Cuba: Top 5 Other Dictatorships With Which the U.S. Has Diplomatic Relations
This post originally ran on Juan Cole’s Web page.
The US sanctions on Cuba were justified by their supporters with reference to the Communist government’s human rights record. That record, bad as it is, however, cannot explain the sanctions. They are rather pique that Cuba defied American hegemony and corporate domination. The sanctions have not overthrown the government of Fidel Castro. They have imposed some hardships on ordinary Cubans.
Let’s consider dictatorial countries with which the US has diplomatic relations; some of them are actually very warm friendships, despite all the arbitrary arrests, censorship, etc. Some of them are even Communist! With Cuba, it had to be personal.
1. Saudi Arabia is an absolute monarchy which doesn’t even allow political parties or any kind of public dissent.
Human Rights Watch reports:
“Saudi Arabia stepped up arrests, trials, and convictions of peaceful dissidents, and forcibly dispersed peaceful demonstrations by citizens in 2013. Authorities continued to violate the rights of 9 million Saudi women and girls and 9 million foreign workers.
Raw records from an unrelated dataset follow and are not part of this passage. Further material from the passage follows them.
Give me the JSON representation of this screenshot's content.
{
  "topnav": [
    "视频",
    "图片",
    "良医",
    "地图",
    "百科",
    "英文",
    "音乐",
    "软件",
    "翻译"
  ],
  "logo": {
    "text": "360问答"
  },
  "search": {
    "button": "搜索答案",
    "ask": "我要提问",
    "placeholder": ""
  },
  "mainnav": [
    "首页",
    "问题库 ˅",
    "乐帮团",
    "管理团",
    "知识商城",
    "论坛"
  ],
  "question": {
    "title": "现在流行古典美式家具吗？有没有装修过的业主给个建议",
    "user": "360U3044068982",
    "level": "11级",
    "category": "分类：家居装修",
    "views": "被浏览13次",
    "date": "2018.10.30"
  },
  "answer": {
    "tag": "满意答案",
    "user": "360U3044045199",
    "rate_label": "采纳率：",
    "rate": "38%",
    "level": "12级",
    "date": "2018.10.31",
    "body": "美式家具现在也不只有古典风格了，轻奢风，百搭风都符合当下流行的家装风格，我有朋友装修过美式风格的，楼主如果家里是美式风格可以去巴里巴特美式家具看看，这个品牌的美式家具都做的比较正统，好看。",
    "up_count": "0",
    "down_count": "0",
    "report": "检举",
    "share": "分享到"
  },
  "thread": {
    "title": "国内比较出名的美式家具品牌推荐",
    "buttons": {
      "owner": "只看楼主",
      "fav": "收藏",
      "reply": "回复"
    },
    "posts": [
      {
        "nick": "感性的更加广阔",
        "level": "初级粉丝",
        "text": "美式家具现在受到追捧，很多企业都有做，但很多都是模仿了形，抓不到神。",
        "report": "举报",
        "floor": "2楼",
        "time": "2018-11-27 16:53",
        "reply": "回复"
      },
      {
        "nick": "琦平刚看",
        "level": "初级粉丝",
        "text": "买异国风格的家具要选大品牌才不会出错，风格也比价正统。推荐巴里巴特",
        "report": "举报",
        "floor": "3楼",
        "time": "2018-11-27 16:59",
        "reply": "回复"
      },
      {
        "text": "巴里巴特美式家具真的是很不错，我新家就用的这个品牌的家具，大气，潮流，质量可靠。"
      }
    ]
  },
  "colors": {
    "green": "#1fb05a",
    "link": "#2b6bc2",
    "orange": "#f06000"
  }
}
As in past years, authorities subjected thousands of people to unfair trials and arbitrary detention. In 2013, courts convicted seven human rights defenders and others for peaceful expression or assembly demanding political and human rights reforms.”
None of the opponents of diplomatic relations with Cuba has even once suggested that the US break off relations with Saudi Arabia over its medieval human rights practices. I therefore conclude that human rights does not drive this issue.
2. Zimbabwe. The US has diplomatic relations with the notoriously dictatorial government of Robert Mugabe in Zimbabwe and actually has given the country $400 million in humanitarian aid.
Human Rights Watch reports:
“Both the power-sharing government prior to August 2013 and the new administration have failed to amend repressive laws, such as the Access to Information and Protection of Privacy Act (AIPPA), the Public Order and Security Act (POSA), and the Criminal Law Codification and Reform Act, which severely curtail basic rights through vague defamation clauses and draconian penalties. Failure to amend or repeal these laws and to address the partisan conduct of the police severely limits the rights to freedom of association and assembly.
Sections of AIPPA and POSA that provide criminal penalties for defamation, or for undermining the authority of, or insulting the president, have routinely been used against journalists and human rights defenders. Police often misuse provisions of POSA to ban lawful public meetings and gatherings. Activists and journalists continue to be wrongly prosecuted and charged under these laws. For instance, on May 7, police arrested Dumisani Muleya, editor of the Zimbabwe Independent, and Owen Gagare, its chief reporter, following the publication of an article on the security forces. The two were detained for eight hours, then charged with “publishing or communicating false statements prejudicial to the State.” ”
3. Belarus, a small eastern European country with a population of 9.5 million, which never made the transition to democracy after the fall of the Soviet Union. We have an embassy in Minsk, though the post of ambassador is right now unfilled (there is a charge d’affaires).
Human Rights Watch says:
“The human rights situation in Belarus saw little improvement in 2013. The state suppresses virtually all forms of dissent and uses restrictive legislation and abusive practices to impede freedoms of association and assembly. Journalists are routinely harassed and subjected to arbitrary arrests and detention. Eight political prisoners remain jailed. Those who have been released continue to face restrictions, ranging from travel limitations to inclusion in law enforcement agencies’ ‘watch lists’. Civil society groups cannot function freely. Belarusian courts sentenced two more people to death during 2013.
Media Freedom, Attacks on Journalists
Most media are state-controlled, and authorities harass the few independent journalists and outlets that remain. In 2013, police arrested 25 journalists as they covered public protests. Courts sentenced at least four to short-term detention following convictions on misdemeanor charges. The authorities frequently prohibit reporting on public marches and open court hearings.”
4. Sultanate of Brunei: The US has warm diplomatic relations and a US embassy there, despite its disregard for basic human rights
“The Vietnam government systematically suppresses freedom of expression, association, and peaceful assembly, and persecutes those who question government policies, expose official corruption, or call for democratic alternatives to one-party rule. Police harass and intimidate activists and their family members. Authorities arbitrarily arrest activists, hold them incommunicado for long periods without access to legal counsel or family visits, subject them to torture, and prosecute them in politically pliant courts that mete out long prison sentences for violating vaguely worded national security laws.
In 2012, police used excessive force in response to public protests over evictions, confiscation of land, and police brutality.
Land confiscation continues to be a flashpoint issue, with local farmers and villagers facing unjust confiscation of their lands by government officials and private sector projects. Those who resist face abuses from local authorities.”
If the US recognizes Vietnam and has an embassy there after all that happened between the two countries, it seems like a minor thing to have diplomatic relations with Cuba.